The local news outlets are filled with reports of a young Everett man who drowned in the Columbia after becoming entangled in milfoil. While there are native milfoils in Washington, the invasive Eurasian species is a major problem in the state. The Department of Ecology has a useful fact sheet online. Quoting:
"Eurasian watermilfoil (Myriophyllum spicatum) is an attractive plant with feathery underwater foliage. It was once commonly sold as an aquarium plant. Eurasian watermilfoil, hereafter called milfoil, originates from Europe and Asia, but was introduced to North America many years ago and is now found over much of the United States. This plant was introduced to the eastern United States at least as long ago as the 1940s, but it may have arrived as early as the late 1800s. The first known herbarium specimen of milfoil in Washington was collected from Lake Meridian near Seattle in 1965. By the mid 1970s it was also found in Lake Washington. During this same time period milfoil became established in central British Columbia and traveled downstream to Lake Osoyoos and the Okanogan River in central Washington. Now milfoil is found in the Columbia, Okanogan, Snake, and Pend Oreille Rivers and in many nearby lakes. In western Washington, the distribution of milfoil closely follows the Interstate 5 corridor (follow this link to see where it is located in Washington). It is very apparent that milfoil has been spread from lake to lake on boat trailers."

And this warning:
"Because it is widely distributed and difficult to control, milfoil is considered to be the most problematic plant in Washington. The introduction of milfoil can drastically alter a waterbody's ecology. Milfoil forms very dense mats of vegetation on the surface of the water. These mats interfere with recreational activities such as swimming, fishing, water skiing, and boating. In eastern Washington milfoil interferes with power generation and irrigation by clogging water intakes."

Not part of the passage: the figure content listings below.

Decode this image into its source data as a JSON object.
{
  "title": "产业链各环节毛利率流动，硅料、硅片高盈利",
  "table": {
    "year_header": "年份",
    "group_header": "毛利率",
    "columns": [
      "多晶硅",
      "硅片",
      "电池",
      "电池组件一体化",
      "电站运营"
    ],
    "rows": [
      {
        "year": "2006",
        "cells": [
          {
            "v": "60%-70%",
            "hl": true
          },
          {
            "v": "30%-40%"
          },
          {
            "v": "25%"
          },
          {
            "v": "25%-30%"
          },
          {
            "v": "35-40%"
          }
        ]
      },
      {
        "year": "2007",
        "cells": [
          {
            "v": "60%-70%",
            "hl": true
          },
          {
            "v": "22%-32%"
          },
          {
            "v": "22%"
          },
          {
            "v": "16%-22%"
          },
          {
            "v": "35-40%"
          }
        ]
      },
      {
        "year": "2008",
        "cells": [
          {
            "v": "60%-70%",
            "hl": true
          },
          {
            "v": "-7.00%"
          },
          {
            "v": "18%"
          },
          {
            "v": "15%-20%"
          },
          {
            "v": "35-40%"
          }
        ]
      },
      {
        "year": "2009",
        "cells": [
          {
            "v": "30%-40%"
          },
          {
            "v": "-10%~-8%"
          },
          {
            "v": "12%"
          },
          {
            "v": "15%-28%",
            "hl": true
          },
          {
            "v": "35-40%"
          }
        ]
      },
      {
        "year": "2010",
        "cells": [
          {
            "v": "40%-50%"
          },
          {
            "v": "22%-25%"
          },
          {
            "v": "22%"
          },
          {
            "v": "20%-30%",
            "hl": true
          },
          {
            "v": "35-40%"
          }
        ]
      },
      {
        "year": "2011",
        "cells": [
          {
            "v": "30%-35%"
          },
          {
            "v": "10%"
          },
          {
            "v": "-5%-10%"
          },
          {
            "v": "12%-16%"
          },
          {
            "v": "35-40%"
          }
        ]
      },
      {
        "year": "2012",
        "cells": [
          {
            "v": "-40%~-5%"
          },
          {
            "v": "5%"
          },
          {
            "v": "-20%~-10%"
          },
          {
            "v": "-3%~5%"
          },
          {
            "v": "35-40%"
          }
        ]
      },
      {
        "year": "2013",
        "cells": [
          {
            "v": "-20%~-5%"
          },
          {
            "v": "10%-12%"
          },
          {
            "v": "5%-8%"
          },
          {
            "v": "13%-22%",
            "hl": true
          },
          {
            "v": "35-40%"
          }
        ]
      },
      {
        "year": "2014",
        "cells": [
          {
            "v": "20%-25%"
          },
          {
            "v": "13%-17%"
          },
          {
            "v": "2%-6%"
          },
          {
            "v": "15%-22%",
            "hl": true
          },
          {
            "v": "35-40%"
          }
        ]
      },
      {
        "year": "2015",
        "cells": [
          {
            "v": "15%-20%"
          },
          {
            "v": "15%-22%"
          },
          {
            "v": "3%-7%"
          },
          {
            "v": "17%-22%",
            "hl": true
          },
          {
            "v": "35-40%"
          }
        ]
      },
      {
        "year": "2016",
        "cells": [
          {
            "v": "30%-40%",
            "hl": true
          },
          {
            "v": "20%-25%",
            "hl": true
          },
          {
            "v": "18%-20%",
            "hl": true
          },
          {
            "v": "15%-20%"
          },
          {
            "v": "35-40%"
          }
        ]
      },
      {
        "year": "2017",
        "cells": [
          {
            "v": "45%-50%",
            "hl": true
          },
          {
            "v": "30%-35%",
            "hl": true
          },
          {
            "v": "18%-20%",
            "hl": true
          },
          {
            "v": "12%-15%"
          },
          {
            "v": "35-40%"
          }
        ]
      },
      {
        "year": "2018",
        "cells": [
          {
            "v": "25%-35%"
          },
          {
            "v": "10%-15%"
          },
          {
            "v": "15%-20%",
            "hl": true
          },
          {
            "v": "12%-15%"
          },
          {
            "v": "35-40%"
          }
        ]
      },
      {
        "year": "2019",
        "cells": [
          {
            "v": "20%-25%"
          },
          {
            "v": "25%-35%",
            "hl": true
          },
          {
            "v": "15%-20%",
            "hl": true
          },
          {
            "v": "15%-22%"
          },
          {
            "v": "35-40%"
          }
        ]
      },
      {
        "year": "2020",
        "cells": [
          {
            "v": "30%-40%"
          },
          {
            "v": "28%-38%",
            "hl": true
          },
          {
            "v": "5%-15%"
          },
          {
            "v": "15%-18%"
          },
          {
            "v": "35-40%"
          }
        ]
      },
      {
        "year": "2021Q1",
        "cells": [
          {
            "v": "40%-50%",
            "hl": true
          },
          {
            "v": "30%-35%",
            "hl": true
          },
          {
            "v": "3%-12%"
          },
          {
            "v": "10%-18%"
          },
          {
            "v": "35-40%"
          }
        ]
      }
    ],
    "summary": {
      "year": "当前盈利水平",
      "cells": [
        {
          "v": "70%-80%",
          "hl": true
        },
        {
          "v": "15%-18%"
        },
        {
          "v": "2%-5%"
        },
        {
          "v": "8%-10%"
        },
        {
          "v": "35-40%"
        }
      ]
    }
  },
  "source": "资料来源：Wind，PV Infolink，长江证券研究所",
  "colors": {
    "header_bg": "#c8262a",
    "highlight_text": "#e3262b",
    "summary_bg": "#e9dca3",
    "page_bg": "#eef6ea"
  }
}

And it is nearly impossible to get rid of.

Monday, August 27, 2007

Google at the Columbia

John Foley of Google Blog - InformationWeek reports on his visit to Google's server farm in The Dalles:
"Google's computer infrastructure is sucking up so much power and casting off so much heat that power consumption and cooling have, of necessity, become an obsession at the company. Massive air-cooling systems rise above two data center buildings, which are so close to The Dalles' dam you can almost hear the water roar. An industrial-strength power grid connects the dam to Google's energy-sucking, heat-spewing Linux servers."

Be sure to see the gallery of photos he links. Here is my photo of the Columbia a few miles downstream.

Thursday, August 23, 2007

The Importance of the Hanford Reach

On my other blog, Environmental Law in Washington State, I have often linked to matters concerning the Hanford Site cleanup. I am particularly concerned that contaminants from that site not be allowed to migrate to the Columbia River. The free-flowing reach of the river bordering the site is a national treasure that must be preserved. One aspect of its importance is well explained in this AP article from the Seattle Times about the Tribes' sale of fall chinook:
"Charles Hudson of the Columbia River Intertribal Fish Commission said today the fall run on the Columbia is the only one now that can support a commercial Indian fishery. ... He said the fall chinook run is unusually hardy run with spawning grounds in the Hanford Reach, a rare free-flowing stretch of the river from below Washington's Priest Rapids dam to the Columbia's confluence with the Snake River. Hudson said the conditions of spawning grounds in the Hanford Reach has kept the run robust. It is the most reliable of the Columbia's salmon runs, Hudson said."

Wednesday, August 22, 2007

"They ain't going to do anything about those damn sea lions"

The Longview Daily News reports on the case of an Oregon man who shot a sea lion that allegedly grabbed a salmon off his fishing buddy's line. The article goes on to describe efforts by Congressmen Brian Baird, D-Wash., and Doc Hastings, R-Wash., to make "it easier to kill the most aggressive of the sea lions." In spite of this bipartisan effort, the convicted gentleman from Oregon quoted in the headline doesn't hold out much hope for the proposed legislation.